Jury convened to assist a coroner

A coroner's jury is a body convened to assist a coroner in an inquest, that is, in determining the identity of a deceased person and the cause of death. The laws on its role and function vary by jurisdiction.

==United Kingdom==

In England and Wales, all inquests were once conducted with a jury. They acted somewhat like a grand jury, determining whether a person should be committed to trial in connection to a death. Such a jury was made up of up to twenty-three men, and required the votes of twelve to render a decision. Similar to a grand jury, a coroner's jury merely accused, it did not convict.

There are no coroners in Scotland, which has its own legal system. The Scottish equivalent of an inquest is a fatal accident inquiry, held where there is a sudden, suspicious, accidental, or unexplained death, which is ordered by a procurator fiscal and presided over by a sheriff without a jury.

Since 1927, coroner's juries have rarely been used in England. Under the Coroners Act 1988, a jury is only required to be convened in cases where the death occurred in prison, police custody, or in circumstances which may affect public health or safety. The coroner can actually choose to convene a jury in any investigation, but in practice this is rare. The qualifications to sit on a coroner's jury are the same as those to sit on a jury in Crown Court, the High Court, and the County Court.

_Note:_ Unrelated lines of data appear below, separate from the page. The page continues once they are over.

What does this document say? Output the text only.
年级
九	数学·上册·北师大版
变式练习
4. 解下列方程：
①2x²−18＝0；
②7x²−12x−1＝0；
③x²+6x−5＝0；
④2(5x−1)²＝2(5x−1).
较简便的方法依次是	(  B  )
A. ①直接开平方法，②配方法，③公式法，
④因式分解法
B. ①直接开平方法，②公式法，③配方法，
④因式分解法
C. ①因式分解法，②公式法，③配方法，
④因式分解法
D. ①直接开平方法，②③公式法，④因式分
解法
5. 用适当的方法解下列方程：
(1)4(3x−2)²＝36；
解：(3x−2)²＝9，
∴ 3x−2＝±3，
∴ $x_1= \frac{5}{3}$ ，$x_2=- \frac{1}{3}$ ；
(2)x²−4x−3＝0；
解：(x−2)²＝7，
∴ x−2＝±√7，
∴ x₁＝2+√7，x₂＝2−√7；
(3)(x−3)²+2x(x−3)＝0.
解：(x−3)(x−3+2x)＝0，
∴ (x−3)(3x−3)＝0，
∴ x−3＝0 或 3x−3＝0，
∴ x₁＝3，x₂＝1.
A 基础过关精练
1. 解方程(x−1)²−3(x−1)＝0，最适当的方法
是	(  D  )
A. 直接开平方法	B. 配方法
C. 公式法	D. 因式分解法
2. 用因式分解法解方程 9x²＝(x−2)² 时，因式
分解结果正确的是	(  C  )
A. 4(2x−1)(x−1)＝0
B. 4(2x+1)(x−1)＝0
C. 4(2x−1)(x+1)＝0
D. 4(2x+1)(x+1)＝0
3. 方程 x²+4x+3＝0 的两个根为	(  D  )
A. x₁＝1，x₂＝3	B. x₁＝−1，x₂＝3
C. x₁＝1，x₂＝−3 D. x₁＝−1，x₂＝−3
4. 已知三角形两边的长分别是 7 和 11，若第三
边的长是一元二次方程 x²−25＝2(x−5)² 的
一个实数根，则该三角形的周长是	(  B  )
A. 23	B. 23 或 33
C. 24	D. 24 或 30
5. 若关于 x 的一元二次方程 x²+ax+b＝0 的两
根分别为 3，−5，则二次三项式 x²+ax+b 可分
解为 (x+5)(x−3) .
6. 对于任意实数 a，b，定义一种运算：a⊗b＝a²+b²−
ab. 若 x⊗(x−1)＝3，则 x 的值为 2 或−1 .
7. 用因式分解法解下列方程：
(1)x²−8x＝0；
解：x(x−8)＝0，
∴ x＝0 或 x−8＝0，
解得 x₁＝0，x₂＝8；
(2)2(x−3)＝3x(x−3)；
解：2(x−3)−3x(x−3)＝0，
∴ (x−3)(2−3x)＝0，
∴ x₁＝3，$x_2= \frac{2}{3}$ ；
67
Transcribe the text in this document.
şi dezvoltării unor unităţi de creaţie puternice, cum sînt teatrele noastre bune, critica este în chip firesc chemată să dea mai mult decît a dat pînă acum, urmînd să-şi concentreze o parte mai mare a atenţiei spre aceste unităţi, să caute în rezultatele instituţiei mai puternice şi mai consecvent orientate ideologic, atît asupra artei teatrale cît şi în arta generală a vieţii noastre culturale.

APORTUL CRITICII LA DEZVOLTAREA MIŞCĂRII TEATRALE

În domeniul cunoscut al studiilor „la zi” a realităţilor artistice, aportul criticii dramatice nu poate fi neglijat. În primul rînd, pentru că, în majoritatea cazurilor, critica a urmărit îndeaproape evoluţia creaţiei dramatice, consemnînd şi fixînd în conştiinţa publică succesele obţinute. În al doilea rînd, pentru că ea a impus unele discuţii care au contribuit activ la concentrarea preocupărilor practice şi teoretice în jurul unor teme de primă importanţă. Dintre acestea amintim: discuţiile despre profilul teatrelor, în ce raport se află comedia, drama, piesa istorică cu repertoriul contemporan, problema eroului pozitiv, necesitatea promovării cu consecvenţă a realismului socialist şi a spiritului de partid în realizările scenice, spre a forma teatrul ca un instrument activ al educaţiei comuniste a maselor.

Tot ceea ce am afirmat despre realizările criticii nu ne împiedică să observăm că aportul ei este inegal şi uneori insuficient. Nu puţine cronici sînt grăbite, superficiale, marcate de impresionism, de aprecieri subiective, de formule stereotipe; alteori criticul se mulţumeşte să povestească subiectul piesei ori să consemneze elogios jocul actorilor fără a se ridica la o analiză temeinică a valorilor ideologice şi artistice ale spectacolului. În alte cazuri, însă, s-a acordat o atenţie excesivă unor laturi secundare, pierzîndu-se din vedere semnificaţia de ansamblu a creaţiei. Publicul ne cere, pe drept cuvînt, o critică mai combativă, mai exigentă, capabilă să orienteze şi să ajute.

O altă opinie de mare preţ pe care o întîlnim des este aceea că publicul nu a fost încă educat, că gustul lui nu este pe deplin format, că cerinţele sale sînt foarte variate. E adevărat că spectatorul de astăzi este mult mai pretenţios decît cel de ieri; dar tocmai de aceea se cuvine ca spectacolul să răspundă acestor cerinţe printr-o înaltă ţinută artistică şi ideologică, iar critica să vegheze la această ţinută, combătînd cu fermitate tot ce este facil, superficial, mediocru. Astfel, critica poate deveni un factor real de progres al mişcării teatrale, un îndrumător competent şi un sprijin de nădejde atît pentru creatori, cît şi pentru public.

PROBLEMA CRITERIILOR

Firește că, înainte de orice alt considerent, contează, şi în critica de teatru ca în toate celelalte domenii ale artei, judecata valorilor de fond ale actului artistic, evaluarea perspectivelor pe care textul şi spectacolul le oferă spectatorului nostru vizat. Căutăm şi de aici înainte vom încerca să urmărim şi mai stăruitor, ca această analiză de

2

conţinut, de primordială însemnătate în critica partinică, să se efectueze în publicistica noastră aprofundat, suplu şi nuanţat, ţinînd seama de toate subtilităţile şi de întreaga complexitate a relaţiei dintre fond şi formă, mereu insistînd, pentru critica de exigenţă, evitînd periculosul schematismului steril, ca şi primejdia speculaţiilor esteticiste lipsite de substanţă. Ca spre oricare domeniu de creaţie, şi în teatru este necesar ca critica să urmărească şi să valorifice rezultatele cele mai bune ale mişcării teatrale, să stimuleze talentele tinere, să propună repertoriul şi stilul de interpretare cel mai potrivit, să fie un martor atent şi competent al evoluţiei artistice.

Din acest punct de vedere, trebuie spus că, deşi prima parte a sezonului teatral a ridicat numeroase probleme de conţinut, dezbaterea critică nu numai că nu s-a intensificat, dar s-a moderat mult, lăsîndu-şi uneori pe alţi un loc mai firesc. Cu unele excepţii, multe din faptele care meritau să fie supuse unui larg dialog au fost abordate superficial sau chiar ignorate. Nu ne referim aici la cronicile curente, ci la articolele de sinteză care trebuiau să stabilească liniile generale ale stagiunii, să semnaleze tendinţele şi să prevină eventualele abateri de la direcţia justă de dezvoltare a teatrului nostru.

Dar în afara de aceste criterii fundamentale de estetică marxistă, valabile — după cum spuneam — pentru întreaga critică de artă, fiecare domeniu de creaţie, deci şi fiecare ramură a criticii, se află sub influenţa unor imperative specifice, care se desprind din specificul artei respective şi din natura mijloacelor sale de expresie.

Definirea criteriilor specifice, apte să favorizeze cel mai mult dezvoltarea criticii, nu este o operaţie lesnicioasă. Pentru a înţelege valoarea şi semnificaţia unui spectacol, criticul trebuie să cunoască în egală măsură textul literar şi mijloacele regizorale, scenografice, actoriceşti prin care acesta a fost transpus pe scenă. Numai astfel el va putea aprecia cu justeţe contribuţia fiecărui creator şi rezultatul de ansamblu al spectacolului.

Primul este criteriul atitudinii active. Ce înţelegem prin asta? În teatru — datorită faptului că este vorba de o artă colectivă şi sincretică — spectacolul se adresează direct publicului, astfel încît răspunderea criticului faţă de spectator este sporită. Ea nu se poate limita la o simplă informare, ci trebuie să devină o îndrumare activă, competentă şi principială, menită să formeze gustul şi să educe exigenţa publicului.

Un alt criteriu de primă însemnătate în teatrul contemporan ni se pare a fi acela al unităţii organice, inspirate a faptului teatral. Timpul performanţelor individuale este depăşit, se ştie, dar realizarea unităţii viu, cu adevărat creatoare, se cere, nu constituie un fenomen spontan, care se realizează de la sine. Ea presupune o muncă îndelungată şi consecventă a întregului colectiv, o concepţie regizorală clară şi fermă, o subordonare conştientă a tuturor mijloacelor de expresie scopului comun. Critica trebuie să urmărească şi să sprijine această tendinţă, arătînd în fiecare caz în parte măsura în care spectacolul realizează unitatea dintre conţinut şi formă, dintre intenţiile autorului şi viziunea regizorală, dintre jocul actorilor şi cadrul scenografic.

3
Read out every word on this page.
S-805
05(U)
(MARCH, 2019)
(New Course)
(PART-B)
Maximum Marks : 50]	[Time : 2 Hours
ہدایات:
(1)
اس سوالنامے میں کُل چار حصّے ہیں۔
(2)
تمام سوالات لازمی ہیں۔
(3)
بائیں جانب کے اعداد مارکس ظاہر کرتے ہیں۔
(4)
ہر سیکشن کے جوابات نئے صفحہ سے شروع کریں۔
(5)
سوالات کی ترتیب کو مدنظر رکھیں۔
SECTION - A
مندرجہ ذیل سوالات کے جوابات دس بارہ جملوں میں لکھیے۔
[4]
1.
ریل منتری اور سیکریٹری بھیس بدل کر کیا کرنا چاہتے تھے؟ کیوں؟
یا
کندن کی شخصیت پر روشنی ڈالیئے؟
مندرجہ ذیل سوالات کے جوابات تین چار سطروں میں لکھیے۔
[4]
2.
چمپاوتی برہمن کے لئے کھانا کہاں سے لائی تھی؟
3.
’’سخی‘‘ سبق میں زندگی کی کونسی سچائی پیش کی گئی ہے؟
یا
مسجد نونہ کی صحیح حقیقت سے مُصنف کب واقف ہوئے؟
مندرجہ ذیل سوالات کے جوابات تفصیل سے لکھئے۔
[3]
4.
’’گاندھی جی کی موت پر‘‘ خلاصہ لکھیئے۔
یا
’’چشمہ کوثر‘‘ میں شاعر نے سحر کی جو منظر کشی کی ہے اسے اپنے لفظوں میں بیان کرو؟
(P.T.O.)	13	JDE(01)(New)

Additionally, a coroner's jury only determines cause of death; its ruling does not commit a person to trial. While grand juries, which did have the power to indict, were abolished in the United Kingdom by 1948 (after being effectively stopped in 1933), coroner's juries retained those powers until the Criminal Law Act 1977. This change came about after a coroner's jury charged Lord Lucan in 1975 in the death of Sandra Rivett, his children's nanny.

==United States==

In the aftermath of the Triangle Shirtwaist Factory fire, a coroner's jury found factory owners Isaac Harris and Max Blanck responsible for the death of Mary Herman, a factory operator.

A coroner's jury ruled that the 2018 Hart family crash in Mendocino County, California, was deliberate.